4:13 So Boaz took Ruth and she became his wife. When they came together, the LORD made her conceive, and she bore a son. 14Then the women said to Naomi, "Blessed be the LORD, who has not left you this day without next-of-kin; and may his name be renowned in Israel! 15He shall be to you a restorer of life and a nourisher of your old age; for your daughter-in-law who loves you, who is more to you than seven sons, has borne him." 16Then Naomi took the child and laid him in her bosom, and became his nurse. 17The women of the neighborhood gave him a name, saying, "A son has been born to Naomi." They named him Obed; he became the father of Jesse, the father of David.


Sermon: “An Unlikely Redemption”

When we left Ruth and Naomi last week, they were clinging to one another and heading toward Bethlehem from Moab, searching for food.  But, y’all there just weren’t any McDonald’s serving up camel burgers in that desert.  There was no International House of Mannacakes, not even a Pik-N-Fig.  They were starving. 
But as they arrived in Bethlehem (which had the hopeful meaning of “House of Bread”), their eyes were filled with the golden rows of a promising barley harvest.  Remember that it was the law for Israelites to not glean all the way to edge of their fields, but instead to leave some for the foreigner and widow.  They fit the bill.
Somehow, that long road with Ruth by her side seemed to have lifted Naomi beyond the notion that her name should be Bitterness.  Now, her focus was on putting one foot in front of the other and surviving, for both of them. 

She directed Ruth to the fields of Boaz, a distant relative, hoping he would show extra compassion on her.  He certainly did: this kinsman-redeemer as he’s called, fed her from his own table, and then selected the best sheaves of grain for her to take to her mother-in-law. 

It is a testament to one too many Disney movies that we assume he did all this because he found her pretty.  Ruth was cunning and brave, risking herself greatly to provide for Naomi once again.
We see this in the next scene of the story: Naomi asks Ruth to go down to where Boaz slept, on the “threshing floor.” 

I once saw a billboard in Atlanta that advertised a Christian Women’s Conference called “The Threshing Floor.”  It is slightly disturbing, though, to realize that a threshing floor in those days, where workers separated grain but also relaxed after a hard days’ work, had more to do with certain establishments like one sees driving through Fayetteville on Bragg Boulevard, than with a place of worship and morality.  If picking in a field alone as a woman was risky behavior, entering the threshing floor alone was nearly reckless, proved by the fact that Ruth had to sneak out so no one would see her there.

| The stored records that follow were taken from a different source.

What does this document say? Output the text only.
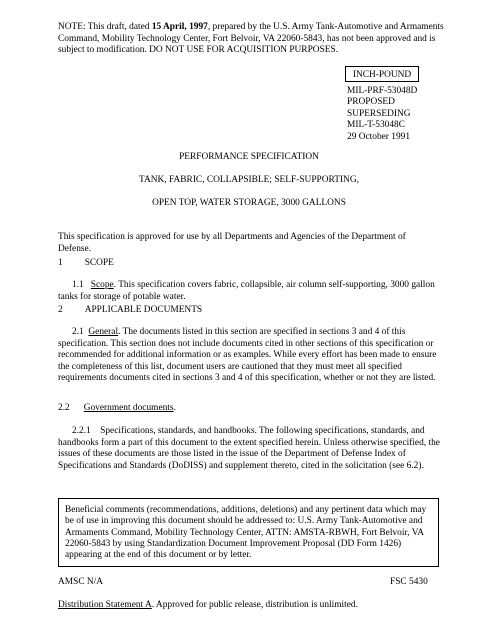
NOTE: This draft, dated 15 April, 1997, prepared by the U.S. Army Tank-Automotive and Armaments Command, Mobility Technology Center, Fort Belvoir, VA 22060-5843, has not been approved and is subject to modification. DO NOT USE FOR ACQUISITION PURPOSES.

INCH-POUND
MIL-PRF-53048D
PROPOSED
SUPERSEDING
MIL-T-53048C
29 October 1991
PERFORMANCE SPECIFICATION
TANK, FABRIC, COLLAPSIBLE; SELF-SUPPORTING,
OPEN TOP, WATER STORAGE, 3000 GALLONS

This specification is approved for use by all Departments and Agencies of the Department of Defense.

1 SCOPE

1.1 Scope. This specification covers fabric, collapsible, air column self-supporting, 3000 gallon tanks for storage of potable water.

2 APPLICABLE DOCUMENTS

2.1 General. The documents listed in this section are specified in sections 3 and 4 of this specification. This section does not include documents cited in other sections of this specification or recommended for additional information or as examples. While every effort has been made to ensure the completeness of this list, document users are cautioned that they must meet all specified requirements documents cited in sections 3 and 4 of this specification, whether or not they are listed.

2.2 Government documents.

2.2.1 Specifications, standards, and handbooks. The following specifications, standards, and handbooks form a part of this document to the extent specified herein. Unless otherwise specified, the issues of these documents are those listed in the issue of the Department of Defense Index of Specifications and Standards (DoDISS) and supplement thereto, cited in the solicitation (see 6.2).

Beneficial comments (recommendations, additions, deletions) and any pertinent data which may be of use in improving this document should be addressed to: U.S. Army Tank-Automotive and Armaments Command, Mobility Technology Center, ATTN: AMSTA-RBWH, Fort Belvoir, VA 22060-5843 by using Standardization Document Improvement Proposal (DD Form 1426) appearing at the end of this document or by letter.
AMSC N/A	FSC 5430

Distribution Statement A. Approved for public release, distribution is unlimited.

But desperate times called for desperate measures.  Ruth went to Boaz, uncovered his feet, and layed down.  Boaz awoke shocked to find her there.  He said, ‘Who are you?’ And she answered, ‘I am Ruth, your servant; spread your cloak over your servant, for you are next-of-kin.’   

Like the law requiring society to provide for orphans, widows and foreigners, another law required the next-of-kin (a male) to provide for his female relatives if no closer kin was living.  You see, Yahweh designed this community to care for each other.  Boaz hesitated a little, saying he’d check it over and be sure he really was the next-of-kin and then did so:  the next day he went to the elders and claimed his right to redeem. 

With all the romance of a board meeting, ten elders decided that, as next-of-kin, Boaz could redeem his claim on any land belonging to Naomi, oh, and Ruth became his property, too.  He actually used the language of “acquired” to describe taking Ruth to be his wife.  Fellas, I don’t recommend using that language on an Anniversary Card!  “20 years ago, I acquired you, honey!  Aren’t you pleased??”

But what was a business transaction became a powerful ending to our story: redemption was everywhere.  Ruth and Naomi were redeemed out of poverty and grief.  Boaz was redeemed out of living only for himself.  And, through the child of Ruth and Boaz, who was of the line of David and thus of the line of our Savior, Jesus Christ, we were all redeemed. 

The popular reading of this text has us focusing on Boaz as the kinsman-redeemer.  He was this.  But our story began with a woman who clung on when life was hopeless, and our story ends with her receiving new life.

The neighborhood ladies said it best when they spoke to Naomi, “Blessed be the Lord, who has not left you this day without a next-of-kin!; and may his name be renowned in Israel! 15He shall be to you a restorer of life and a nourisher of your old age; for your daughter-in-law who loves you, who is more to you than seven sons, has borne him.”  Those eager neighborhood ladies also gave that little baby boy a name: Obed.  It means worshipper.

There are many who had a hand in the unlikely redemption found in Ruth’s story.  But whether we celebrate Naomi’s grit and will to survive, or Ruth’s steadfast, brave devotion, or Boaz’s generosity, or the neighborhood’s contagious joy, they all have one source.  The One we worship.  The One the baby Obed in his very name points us to: Christ, our Redeemer. 

Let us never think we are capable of redeeming ourselves.  But let us also never think we do not have a hand in the redemption of another: especially those left most vulnerable in this world. 

The smiles of people served through the Mission to Cameron this week shine of redeemed humanity.  As I sat with one of the women we served in her trailer in Carolina Lakes, she told me about all the children she had taken in during her lifetime.  While working at Pinelake Nursing Home in Carthage, she noticed two small children, a boy and a girl who were always hovering nearby.  It turns out they lived in a drain pipe.  So she took them in, working extra shifts to earn the money to support them.  She acted as their next-of-kin, bringing redemption.   And when we replaced her door and windows, and put underpinning around to keep out the cold, we acted as hers. 

All she could tell me, over and over, was how blessed she was.  When redemption runs that deep, it overflows into the lives of everyone you meet.

For we are all next of kin to each other.  Each of us, through the Holy Spirit, has a hand in the redemption of this world, and each of us will forever belong to the loving family we call the Body of Christ.  Like the neighborhood women, we proclaim with joyful praise and compassionate service: “Blessed be the Lord, who has not left us this day without a next-of-kin!”  Amen.